May 8, 2020 (Nyamilepedia) – South Sudanese refugee, 29, who fled war-torn Africa to start a new life in Australia, will be deported after committing more than FORTY crimes – including sex with a child and groping two schoolgirls at a bus stop
A refugee who fled war-torn Africa to start a new life in Australia will be deported after being found guilty of more than 40 crimes.
Guot Makuer Guot, 29 was fighting to overturn his visa cancellation on the basis his life would be in danger if he was forced back to Sudan during a hearing with the Administrative Appeals Tribunal on Thursday.
The tribunal has thrown out the appeal over fears the Sudanese refugee is at high risk of committing more sex crimes.
Guot was found guilty of more than 40 crimes since he landed on Australian soil 14 years ago – from robbery and public drunkenness to sex with a minor and groping two schoolgirls at a bus stop.
The crimes spanned from Tasmania to South Australia and Victoria, and continued even after he was told he risked deportation for re-offending.
The 29-year-old musician moved to Tasmania with his mother and four siblings after fleeing the South Sudan conflict in 2006 where his soldier father was killed.
After completing school at Hobart and working for a community centre he floated from state to state visiting family members and struggling to defeat a growing addiction to alcohol, according to the tribunal review.
Guot was convicted of his first sex crime in 2015, when he was found guilty for having unlawful sex with a 14-year-old girl in South Australia.
His next sex crime was committed in June 2017, when he groped two teenage girls at a bus stop in Melbourne.
Court documents reveal he grabbed one of the girls on the breast and buttocks before locking his arms around her and pushing her against the bus stop so she couldn’t escape.
During his court appearance over the sexual assault charge Mr Makeur Guot said he said that he had not meant to scare or harm the girls, and if he had touched them in an inappropriate way, it ‘could have been because of the alcohol’.
A year later, he groped a woman on a Melbourne tram.
Guot said he had been asking the woman for directions, and didn’t remember touching her.
‘I may have been sleepy or drunk. I don’t know if I grabbed her or not.
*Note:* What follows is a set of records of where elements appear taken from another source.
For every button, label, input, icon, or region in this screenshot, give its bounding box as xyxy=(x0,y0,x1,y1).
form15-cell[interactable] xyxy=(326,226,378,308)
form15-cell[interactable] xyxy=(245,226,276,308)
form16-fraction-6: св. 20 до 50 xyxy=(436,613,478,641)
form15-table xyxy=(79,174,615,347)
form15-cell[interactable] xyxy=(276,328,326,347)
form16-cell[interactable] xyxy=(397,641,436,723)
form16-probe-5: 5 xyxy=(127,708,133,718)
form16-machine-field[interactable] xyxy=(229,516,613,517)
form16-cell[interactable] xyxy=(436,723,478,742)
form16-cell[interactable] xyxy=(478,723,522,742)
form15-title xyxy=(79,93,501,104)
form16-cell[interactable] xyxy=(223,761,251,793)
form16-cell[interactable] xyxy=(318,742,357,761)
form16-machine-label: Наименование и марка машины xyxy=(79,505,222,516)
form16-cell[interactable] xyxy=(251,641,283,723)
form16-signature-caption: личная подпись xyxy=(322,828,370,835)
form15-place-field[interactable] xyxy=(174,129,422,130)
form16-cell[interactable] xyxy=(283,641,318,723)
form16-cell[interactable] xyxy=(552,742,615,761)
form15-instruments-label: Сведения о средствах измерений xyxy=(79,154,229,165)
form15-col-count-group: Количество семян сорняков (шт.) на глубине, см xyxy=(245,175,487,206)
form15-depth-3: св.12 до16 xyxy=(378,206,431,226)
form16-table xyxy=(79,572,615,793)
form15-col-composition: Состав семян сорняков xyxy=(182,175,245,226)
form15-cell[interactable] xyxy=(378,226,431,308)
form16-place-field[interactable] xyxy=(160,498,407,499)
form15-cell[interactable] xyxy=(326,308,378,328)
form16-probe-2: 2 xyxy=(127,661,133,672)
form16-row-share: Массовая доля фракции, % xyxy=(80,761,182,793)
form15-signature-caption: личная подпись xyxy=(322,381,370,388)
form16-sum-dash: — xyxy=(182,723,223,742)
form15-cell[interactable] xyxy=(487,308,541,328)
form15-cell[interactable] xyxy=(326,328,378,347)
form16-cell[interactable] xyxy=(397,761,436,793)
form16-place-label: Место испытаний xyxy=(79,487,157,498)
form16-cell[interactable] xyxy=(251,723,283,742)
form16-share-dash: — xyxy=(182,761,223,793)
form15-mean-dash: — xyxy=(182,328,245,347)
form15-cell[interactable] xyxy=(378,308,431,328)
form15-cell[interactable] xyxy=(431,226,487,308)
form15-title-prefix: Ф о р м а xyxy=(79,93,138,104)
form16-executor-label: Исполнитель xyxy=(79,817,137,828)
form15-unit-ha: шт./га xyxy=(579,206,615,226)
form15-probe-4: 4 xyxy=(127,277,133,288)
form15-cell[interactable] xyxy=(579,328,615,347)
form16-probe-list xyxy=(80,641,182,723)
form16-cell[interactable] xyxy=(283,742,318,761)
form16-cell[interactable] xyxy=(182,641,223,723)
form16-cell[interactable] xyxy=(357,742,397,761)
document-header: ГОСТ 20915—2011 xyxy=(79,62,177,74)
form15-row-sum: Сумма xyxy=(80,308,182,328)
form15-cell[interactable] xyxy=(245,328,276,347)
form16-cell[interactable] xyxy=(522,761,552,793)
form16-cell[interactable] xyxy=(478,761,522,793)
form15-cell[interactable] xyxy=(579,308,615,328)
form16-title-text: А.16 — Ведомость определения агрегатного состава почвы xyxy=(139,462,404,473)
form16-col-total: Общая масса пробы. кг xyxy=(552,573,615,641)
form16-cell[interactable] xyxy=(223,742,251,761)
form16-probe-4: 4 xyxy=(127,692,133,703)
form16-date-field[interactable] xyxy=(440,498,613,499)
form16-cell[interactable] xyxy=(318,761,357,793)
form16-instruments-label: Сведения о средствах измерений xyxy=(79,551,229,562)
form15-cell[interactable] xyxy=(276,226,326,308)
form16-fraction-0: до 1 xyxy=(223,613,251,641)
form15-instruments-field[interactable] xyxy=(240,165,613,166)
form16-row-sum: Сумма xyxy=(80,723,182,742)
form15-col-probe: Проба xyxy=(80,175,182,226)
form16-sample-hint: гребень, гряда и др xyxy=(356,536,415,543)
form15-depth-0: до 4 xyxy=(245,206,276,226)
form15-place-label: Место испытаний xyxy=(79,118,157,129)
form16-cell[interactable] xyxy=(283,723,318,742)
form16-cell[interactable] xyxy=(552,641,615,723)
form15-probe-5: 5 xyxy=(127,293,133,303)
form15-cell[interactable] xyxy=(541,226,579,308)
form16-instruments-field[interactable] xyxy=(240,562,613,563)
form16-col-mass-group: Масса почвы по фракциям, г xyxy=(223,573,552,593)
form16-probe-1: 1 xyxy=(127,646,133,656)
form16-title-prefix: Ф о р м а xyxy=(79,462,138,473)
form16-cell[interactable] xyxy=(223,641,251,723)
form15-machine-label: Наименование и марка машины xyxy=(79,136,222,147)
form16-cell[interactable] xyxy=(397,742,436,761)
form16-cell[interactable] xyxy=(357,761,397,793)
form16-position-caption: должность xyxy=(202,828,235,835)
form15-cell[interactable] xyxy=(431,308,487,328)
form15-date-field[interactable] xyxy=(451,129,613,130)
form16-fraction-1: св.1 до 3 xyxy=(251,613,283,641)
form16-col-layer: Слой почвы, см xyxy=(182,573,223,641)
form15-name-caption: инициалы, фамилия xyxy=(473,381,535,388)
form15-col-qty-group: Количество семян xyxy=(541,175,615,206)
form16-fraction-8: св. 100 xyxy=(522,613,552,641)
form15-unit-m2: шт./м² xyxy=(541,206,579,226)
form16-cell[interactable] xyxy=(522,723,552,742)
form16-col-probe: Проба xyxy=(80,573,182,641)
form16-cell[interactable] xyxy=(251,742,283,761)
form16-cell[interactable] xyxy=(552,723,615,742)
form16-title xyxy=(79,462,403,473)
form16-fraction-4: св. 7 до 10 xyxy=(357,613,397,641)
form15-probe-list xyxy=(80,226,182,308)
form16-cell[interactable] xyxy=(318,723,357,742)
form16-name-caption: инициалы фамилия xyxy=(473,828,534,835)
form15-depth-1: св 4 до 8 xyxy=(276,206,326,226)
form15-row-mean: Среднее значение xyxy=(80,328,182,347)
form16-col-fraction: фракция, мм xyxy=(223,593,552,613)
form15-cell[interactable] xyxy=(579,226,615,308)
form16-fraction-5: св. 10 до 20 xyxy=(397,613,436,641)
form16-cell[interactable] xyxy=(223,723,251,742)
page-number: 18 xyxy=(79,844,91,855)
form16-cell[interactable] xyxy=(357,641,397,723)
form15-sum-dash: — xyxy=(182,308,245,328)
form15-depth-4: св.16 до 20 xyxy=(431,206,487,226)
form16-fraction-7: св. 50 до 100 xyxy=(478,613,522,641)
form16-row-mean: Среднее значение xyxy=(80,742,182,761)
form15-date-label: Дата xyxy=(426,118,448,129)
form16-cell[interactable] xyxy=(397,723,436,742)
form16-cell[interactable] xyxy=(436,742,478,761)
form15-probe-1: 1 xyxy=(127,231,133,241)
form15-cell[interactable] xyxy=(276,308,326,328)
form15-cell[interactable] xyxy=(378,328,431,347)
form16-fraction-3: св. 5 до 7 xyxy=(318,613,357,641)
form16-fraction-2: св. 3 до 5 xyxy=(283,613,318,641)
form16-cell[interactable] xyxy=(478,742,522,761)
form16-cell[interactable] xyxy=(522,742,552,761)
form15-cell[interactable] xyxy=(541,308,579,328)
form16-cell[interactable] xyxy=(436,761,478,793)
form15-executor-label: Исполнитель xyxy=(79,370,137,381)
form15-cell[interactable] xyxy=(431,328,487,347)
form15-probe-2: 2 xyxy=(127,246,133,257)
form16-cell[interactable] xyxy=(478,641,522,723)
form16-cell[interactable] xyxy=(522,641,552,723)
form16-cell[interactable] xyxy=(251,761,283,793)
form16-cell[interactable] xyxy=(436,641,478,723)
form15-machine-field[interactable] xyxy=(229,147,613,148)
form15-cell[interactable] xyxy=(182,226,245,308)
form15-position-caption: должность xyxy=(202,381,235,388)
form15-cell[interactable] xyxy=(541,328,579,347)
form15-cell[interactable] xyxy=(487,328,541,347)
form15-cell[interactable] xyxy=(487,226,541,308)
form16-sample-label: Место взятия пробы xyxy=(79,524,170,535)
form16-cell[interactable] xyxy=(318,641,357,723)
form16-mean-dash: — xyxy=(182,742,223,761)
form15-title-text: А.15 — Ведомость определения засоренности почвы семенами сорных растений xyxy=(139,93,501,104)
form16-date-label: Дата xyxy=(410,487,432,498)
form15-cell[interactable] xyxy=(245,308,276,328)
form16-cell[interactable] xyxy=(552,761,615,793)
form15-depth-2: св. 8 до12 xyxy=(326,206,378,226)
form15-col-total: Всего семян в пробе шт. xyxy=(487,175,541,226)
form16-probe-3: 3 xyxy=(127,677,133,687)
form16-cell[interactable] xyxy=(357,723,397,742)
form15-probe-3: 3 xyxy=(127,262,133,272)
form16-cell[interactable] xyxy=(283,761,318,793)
If I touched her, it was by accident.’
His visa was cancelled in 2019 for failing to pass the character test, but he attempted to overturn the decision through the Administrative Appeals Tribunal.
He argued his safety was at risk if he returned to Sudan and his entire family now lives in Australia.
After consideration of Guot’s circumstances and difficult upbringing the tribunal dismissed the appeal on the grounds of his serious criminal history, and concerns around reoffending.
Senior tribunal member Donald Morris acknowledged while Guot had struggled with alcohol problems and periods of homelessness he had failed to turn his behaviour around.
‘It is saddening that, having made an initially good start on settling in Australia with his family, completing his schooling and starting to develop his musical abilities, the Applicant seems to have abandoned that progress and instead embarked on a path hallmarked by crime and, unfortunately, sometimes sexually based crime,’ he said.
Mr Morris said it was ‘starkly depressing’ Guot continued offending after his 2015 conviction and described the groping incidents as ‘completely unacceptable conduct’.
‘The Tribunal takes particular account of the Court’s finding that Mr Makeur Guot is at a high risk of committing further sexually based offences. I also conclude he is at a real risk of committing other offences.’